Now an even more responsive type of LCD technology, called blue phase liquid crystals, is getting closer to commercial use, and a USC chemical engineering professor’s research in that field is attracting notice.
Sanaz Sadati, an assistant professor of chemical engineering in the Molinaroli College of Engineering and Computing, has developed a novel method for making blue phase liquid crystals more stable so that they can be used at room temperature while maintaining their fast dynamics. Their narrow high-temperature operating range — about 100 to 104 degrees Fahrenheit — has long been a limiting factor in their development. The journal Advanced Functional Materials featured Sadati’s blue phase liquid crystal research on the cover of its June 2025 issue. Her collaborators include scientists at the Universidad Autónoma de San Luis Potosi and the University of Chicago.
“The response time of blue phase liquid crystals is two orders of magnitude faster than the common class of liquid crystals, so they’ve been considered as candidates for the next generation of display and sensor technology,” says Sadati, who is using her NSF CAREER Award to conduct research in the field of photonic crystals. “The biggest limitation to their commercial development has been that blue phase liquid crystals appear only in a narrow temperature range.”
In recent years, some researchers have experimented with polymers as a solution to that limitation. These long chains of molecules can be introduced into the blue phase liquid to scaffold the large 3-D crystals in place while operating temperature is reduced and extended.
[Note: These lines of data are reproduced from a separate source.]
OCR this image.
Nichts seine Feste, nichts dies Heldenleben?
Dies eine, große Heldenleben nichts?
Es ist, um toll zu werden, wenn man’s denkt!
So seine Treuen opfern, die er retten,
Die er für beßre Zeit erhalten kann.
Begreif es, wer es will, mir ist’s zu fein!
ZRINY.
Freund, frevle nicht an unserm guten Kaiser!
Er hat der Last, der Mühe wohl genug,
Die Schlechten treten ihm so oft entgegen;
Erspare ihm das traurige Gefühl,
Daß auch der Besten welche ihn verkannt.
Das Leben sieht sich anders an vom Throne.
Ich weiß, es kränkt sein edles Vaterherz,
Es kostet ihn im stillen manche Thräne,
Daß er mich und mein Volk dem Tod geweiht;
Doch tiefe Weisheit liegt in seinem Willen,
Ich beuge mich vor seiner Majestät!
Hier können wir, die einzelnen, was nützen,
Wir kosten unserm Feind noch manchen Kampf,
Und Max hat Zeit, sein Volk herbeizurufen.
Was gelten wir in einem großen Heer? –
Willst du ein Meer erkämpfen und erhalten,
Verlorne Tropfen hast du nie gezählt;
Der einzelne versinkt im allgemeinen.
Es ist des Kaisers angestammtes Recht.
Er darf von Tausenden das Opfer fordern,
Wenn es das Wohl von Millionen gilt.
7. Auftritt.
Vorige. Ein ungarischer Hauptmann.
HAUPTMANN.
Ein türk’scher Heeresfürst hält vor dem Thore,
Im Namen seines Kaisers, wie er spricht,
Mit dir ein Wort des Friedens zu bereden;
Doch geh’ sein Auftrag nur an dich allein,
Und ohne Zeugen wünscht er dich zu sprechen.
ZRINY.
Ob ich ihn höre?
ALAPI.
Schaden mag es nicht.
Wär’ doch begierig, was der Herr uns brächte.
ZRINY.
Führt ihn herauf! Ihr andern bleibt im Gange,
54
But that approach reduces the speed at which the liquid crystals respond to stimuli such as an electric field and increases the voltages required to achieve the same optical changes, Sadati says. That’s a problem because their fast reaction to a low-energy electric field is what makes liquid crystals so functional in display devices.
“The biggest limitation to their commercial development has been that blue phase liquid crystals appear only in a narrow temperature range.”
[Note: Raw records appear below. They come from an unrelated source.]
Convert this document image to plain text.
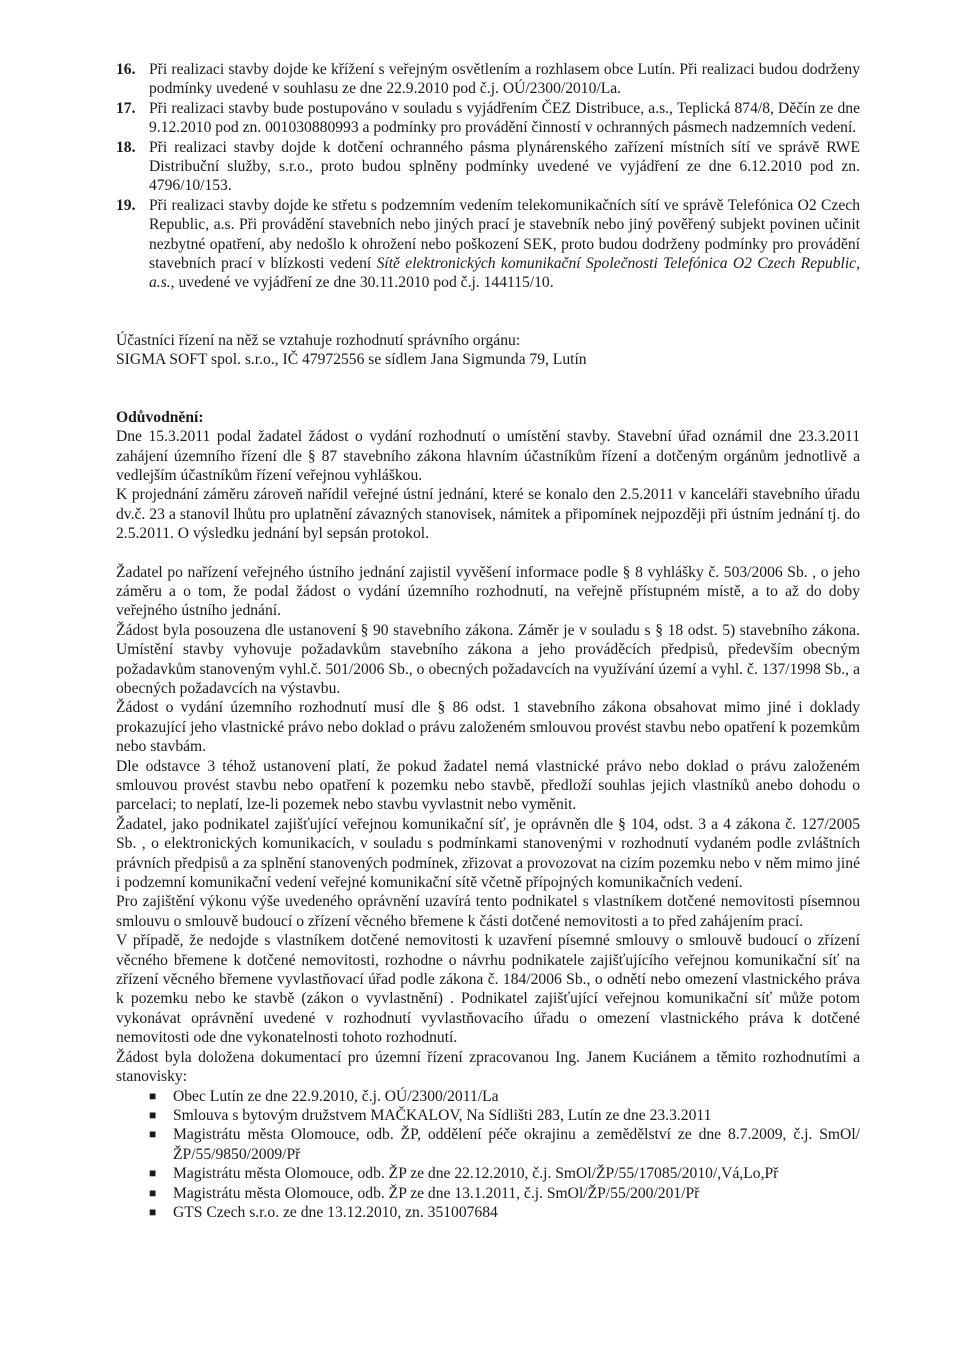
16. Při realizaci stavby dojde ke křížení s veřejným osvětlením a rozhlasem obce Lutín. Při realizaci budou dodrženy podmínky uvedené v souhlasu ze dne 22.9.2010 pod č.j. OÚ/2300/2010/La.
17. Při realizaci stavby bude postupováno v souladu s vyjádřením ČEZ Distribuce, a.s., Teplická 874/8, Děčín ze dne 9.12.2010 pod zn. 001030880993 a podmínky pro provádění činností v ochranných pásmech nadzemních vedení.
18. Při realizaci stavby dojde k dotčení ochranného pásma plynárenského zařízení místních sítí ve správě RWE Distribuční služby, s.r.o., proto budou splněny podmínky uvedené ve vyjádření ze dne 6.12.2010 pod zn. 4796/10/153.
19. Při realizaci stavby dojde ke střetu s podzemním vedením telekomunikačních sítí ve správě Telefónica O2 Czech Republic, a.s. Při provádění stavebních nebo jiných prací je stavebník nebo jiný pověřený subjekt povinen učinit nezbytné opatření, aby nedošlo k ohrožení nebo poškození SEK, proto budou dodrženy podmínky pro provádění stavebních prací v blízkosti vedení Sítě elektronických komunikační Společnosti Telefónica O2 Czech Republic, a.s., uvedené ve vyjádření ze dne 30.11.2010 pod č.j. 144115/10.

Účastníci řízení na něž se vztahuje rozhodnutí správního orgánu:

SIGMA SOFT spol. s.r.o., IČ 47972556 se sídlem Jana Sigmunda 79, Lutín

Odůvodnění:

Dne 15.3.2011 podal žadatel žádost o vydání rozhodnutí o umístění stavby. Stavební úřad oznámil dne 23.3.2011 zahájení územního řízení dle § 87 stavebního zákona hlavním účastníkům řízení a dotčeným orgánům jednotlivě a vedlejším účastníkům řízení veřejnou vyhláškou.

K projednání záměru zároveň nařídil veřejné ústní jednání, které se konalo den 2.5.2011 v kanceláři stavebního úřadu dv.č. 23 a stanovil lhůtu pro uplatnění závazných stanovisek, námitek a připomínek nejpozději při ústním jednání tj. do 2.5.2011. O výsledku jednání byl sepsán protokol.

Žadatel po nařízení veřejného ústního jednání zajistil vyvěšení informace podle § 8 vyhlášky č. 503/2006 Sb. , o jeho záměru a o tom, že podal žádost o vydání územního rozhodnutí, na veřejně přístupném místě, a to až do doby veřejného ústního jednání.

Žádost byla posouzena dle ustanovení § 90 stavebního zákona. Záměr je v souladu s § 18 odst. 5) stavebního zákona. Umístění stavby vyhovuje požadavkům stavebního zákona a jeho prováděcích předpisů, především obecným požadavkům stanoveným vyhl.č. 501/2006 Sb., o obecných požadavcích na využívání území a vyhl. č. 137/1998 Sb., a obecných požadavcích na výstavbu.

Žádost o vydání územního rozhodnutí musí dle § 86 odst. 1 stavebního zákona obsahovat mimo jiné i doklady prokazující jeho vlastnické právo nebo doklad o právu založeném smlouvou provést stavbu nebo opatření k pozemkům nebo stavbám.

Dle odstavce 3 téhož ustanovení platí, že pokud žadatel nemá vlastnické právo nebo doklad o právu založeném smlouvou provést stavbu nebo opatření k pozemku nebo stavbě, předloží souhlas jejich vlastníků anebo dohodu o parcelaci; to neplatí, lze-li pozemek nebo stavbu vyvlastnit nebo vyměnit.

Žadatel, jako podnikatel zajišťující veřejnou komunikační síť, je oprávněn dle § 104, odst. 3 a 4 zákona č. 127/2005 Sb. , o elektronických komunikacích, v souladu s podmínkami stanovenými v rozhodnutí vydaném podle zvláštních právních předpisů a za splnění stanovených podmínek, zřizovat a provozovat na cizím pozemku nebo v něm mimo jiné i podzemní komunikační vedení veřejné komunikační sítě včetně přípojných komunikačních vedení.

Pro zajištění výkonu výše uvedeného oprávnění uzavírá tento podnikatel s vlastníkem dotčené nemovitosti písemnou smlouvu o smlouvě budoucí o zřízení věcného břemene k části dotčené nemovitosti a to před zahájením prací.

V případě, že nedojde s vlastníkem dotčené nemovitosti k uzavření písemné smlouvy o smlouvě budoucí o zřízení věcného břemene k dotčené nemovitosti, rozhodne o návrhu podnikatele zajišťujícího veřejnou komunikační síť na zřízení věcného břemene vyvlastňovací úřad podle zákona č. 184/2006 Sb., o odnětí nebo omezení vlastnického práva k pozemku nebo ke stavbě (zákon o vyvlastnění) . Podnikatel zajišťující veřejnou komunikační síť může potom vykonávat oprávnění uvedené v rozhodnutí vyvlastňovacího úřadu o omezení vlastnického práva k dotčené nemovitosti ode dne vykonatelnosti tohoto rozhodnutí.

Žádost byla doložena dokumentací pro územní řízení zpracovanou Ing. Janem Kuciánem a těmito rozhodnutími a stanovisky:

■	Obec Lutín ze dne 22.9.2010, č.j. OÚ/2300/2011/La
■	Smlouva s bytovým družstvem MAČKALOV, Na Sídlišti 283, Lutín ze dne 23.3.2011
■	Magistrátu města Olomouce, odb. ŽP, oddělení péče okrajinu a zemědělství ze dne 8.7.2009, č.j. SmOl/ŽP/55/9850/2009/Př
■	Magistrátu města Olomouce, odb. ŽP ze dne 22.12.2010, č.j. SmOl/ŽP/55/17085/2010/,Vá,Lo,Př
■	Magistrátu města Olomouce, odb. ŽP ze dne 13.1.2011, č.j. SmOl/ŽP/55/200/201/Př
■	GTS Czech s.r.o. ze dne 13.12.2010, zn. 351007684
Sadati’s approach, outlined in her front-cover article in Advanced Functional Materials, has been to create a nano-architected polymer shell that covers the blue phase liquid crystals but is not inside the liquid itself.
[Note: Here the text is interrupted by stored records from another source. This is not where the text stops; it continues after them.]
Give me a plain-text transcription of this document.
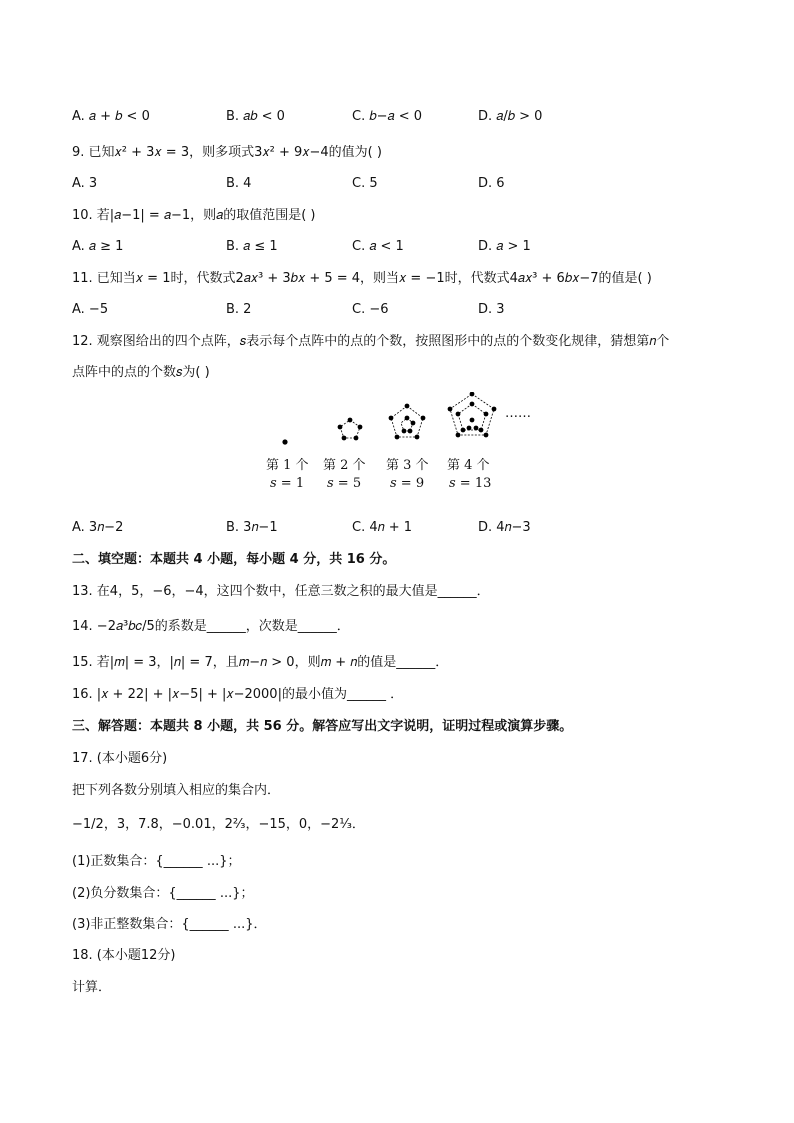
A. 𝑎 + 𝑏 < 0	B. 𝑎𝑏 < 0	C. 𝑏−𝑎 < 0	D. 𝑎/𝑏 > 0
9. 已知𝑥² + 3𝑥 = 3，则多项式3𝑥² + 9𝑥−4的值为( )
A. 3	B. 4	C. 5	D. 6
10. 若|𝑎−1| = 𝑎−1，则𝑎的取值范围是( )
A. 𝑎 ≥ 1	B. 𝑎 ≤ 1	C. 𝑎 < 1	D. 𝑎 > 1
11. 已知当𝑥 = 1时，代数式2𝑎𝑥³ + 3𝑏𝑥 + 5 = 4，则当𝑥 = −1时，代数式4𝑎𝑥³ + 6𝑏𝑥−7的值是( )
A. −5	B. 2	C. −6	D. 3
12. 观察图给出的四个点阵，𝑠表示每个点阵中的点的个数，按照图形中的点的个数变化规律，猜想第𝑛个
点阵中的点的个数𝑠为( )
……
第 1 个 第 2 个 第 3 个 第 4 个
𝑠 = 1 𝑠 = 5 𝑠 = 9 𝑠 = 13
A. 3𝑛−2	B. 3𝑛−1	C. 4𝑛 + 1	D. 4𝑛−3
二、填空题：本题共 4 小题，每小题 4 分，共 16 分。
13. 在4，5，−6，−4，这四个数中，任意三数之积的最大值是______．
14. −2𝑎³𝑏𝑐/5的系数是______，次数是______．
15. 若|𝑚| = 3，|𝑛| = 7，且𝑚−𝑛 > 0，则𝑚 + 𝑛的值是______．
16. |𝑥 + 22| + |𝑥−5| + |𝑥−2000|的最小值为______ ．
三、解答题：本题共 8 小题，共 56 分。解答应写出文字说明，证明过程或演算步骤。
17. (本小题6分)
把下列各数分别填入相应的集合内．
−1/2，3，7.8，−0.01，2²⁄₃，−15，0，−2¹⁄₃．
(1)正数集合：{______ ...}；
(2)负分数集合：{______ ...}；
(3)非正整数集合：{______ ...}．
18. (本小题12分)
计算．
“We have a nano-structured polymer shell encapsulating the liquid crystal, which stabilizes the blue phase, enabling it to change structure quickly over a 35-degree range from below room temperature to above room temperature,” she says. “So, we were able to retain the faster reaction speed while gaining a much wider range of operating temperatures.”
Blue phase liquid crystals quickly change color from blue to green and red in response to external stimuli such electric field energy, chemicals and biochemicals, making them ideal for fast-response sensor technology that provides an immediate visual cue to the user. In Sadati’s experiments with polymer shells around the liquid crystals, she has demonstrated that smaller inputs of electric voltage are needed to emit a response from the crystals.
“When we stabilize the crystals with the polymer shell, the amount of voltage needed to change the crystals’ shape is very low — 20 times less than blue phase crystals stabilized internally with polymers,” she says. “With our approach, they change shape much more dynamically with only a fraction of the energy.”